Please turn on javascript in your browser to play chess.
Posers and Puzzles

Posers and Puzzles

  1. 17 Feb '08 15:58
    Assume any closed curve, of any shape.
    Proof that there are at least four points in this curve that are the vertices of a square.
  2. 17 Feb '08 17:29
    It seems the title was cut off.
    This is an unresolved problem.
    If you find a solution, you will receive a prize equivalent to the Nobel.
    There is no Nobel prize for math.
  3. Standard member agryson
    AGW Hitman
    17 Feb '08 21:17 / 1 edit
    Originally posted by smaia
    It seems the title was cut off.
    This is an unresolved problem.
    If you find a solution, you will receive a prize equivalent to the Nobel.
    There is no Nobel prize for math.
    Because the original "Nobel" who started the prize was a little miffed at his wife running off with a mathematician... apparently.

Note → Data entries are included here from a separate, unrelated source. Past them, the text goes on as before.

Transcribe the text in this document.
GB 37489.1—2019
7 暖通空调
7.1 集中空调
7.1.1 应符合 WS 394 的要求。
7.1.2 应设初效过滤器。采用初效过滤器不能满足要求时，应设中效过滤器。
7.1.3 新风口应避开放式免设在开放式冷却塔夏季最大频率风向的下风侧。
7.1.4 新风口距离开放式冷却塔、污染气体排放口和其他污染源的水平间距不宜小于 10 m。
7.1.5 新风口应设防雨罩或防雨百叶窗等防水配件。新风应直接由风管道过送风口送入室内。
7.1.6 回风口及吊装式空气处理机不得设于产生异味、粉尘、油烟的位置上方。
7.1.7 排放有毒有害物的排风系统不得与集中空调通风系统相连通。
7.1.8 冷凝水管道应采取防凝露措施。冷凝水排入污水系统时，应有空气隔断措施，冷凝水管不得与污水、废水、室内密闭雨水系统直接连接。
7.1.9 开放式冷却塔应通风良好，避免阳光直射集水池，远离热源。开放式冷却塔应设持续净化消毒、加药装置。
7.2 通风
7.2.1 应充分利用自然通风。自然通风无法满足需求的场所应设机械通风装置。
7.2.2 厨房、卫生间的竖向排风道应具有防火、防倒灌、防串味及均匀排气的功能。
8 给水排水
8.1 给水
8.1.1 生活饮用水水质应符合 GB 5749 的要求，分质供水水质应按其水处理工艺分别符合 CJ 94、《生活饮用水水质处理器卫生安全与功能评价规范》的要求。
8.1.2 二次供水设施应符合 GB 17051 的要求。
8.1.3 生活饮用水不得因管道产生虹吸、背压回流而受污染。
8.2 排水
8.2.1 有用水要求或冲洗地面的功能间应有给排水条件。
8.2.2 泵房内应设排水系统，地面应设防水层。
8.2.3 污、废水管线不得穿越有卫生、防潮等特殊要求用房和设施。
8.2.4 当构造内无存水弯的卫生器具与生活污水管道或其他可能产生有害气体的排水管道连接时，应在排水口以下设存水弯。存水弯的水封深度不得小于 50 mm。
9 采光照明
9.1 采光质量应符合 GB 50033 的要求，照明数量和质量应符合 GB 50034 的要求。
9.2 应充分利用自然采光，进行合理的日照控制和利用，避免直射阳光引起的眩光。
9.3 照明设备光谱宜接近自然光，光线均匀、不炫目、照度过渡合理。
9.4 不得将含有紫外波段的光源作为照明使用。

    Edit: Is it safe to assume that the sides of the square can cross the curve? it is only the vertices that need lie on the curve, so the square can theoretically have a larger internal area than the curve?
  4. 17 Feb '08 22:17
    Originally posted by agryson
    Because the original "Nobel" who started the prize was a little miffed at his wife running off with a mathematician... apparently.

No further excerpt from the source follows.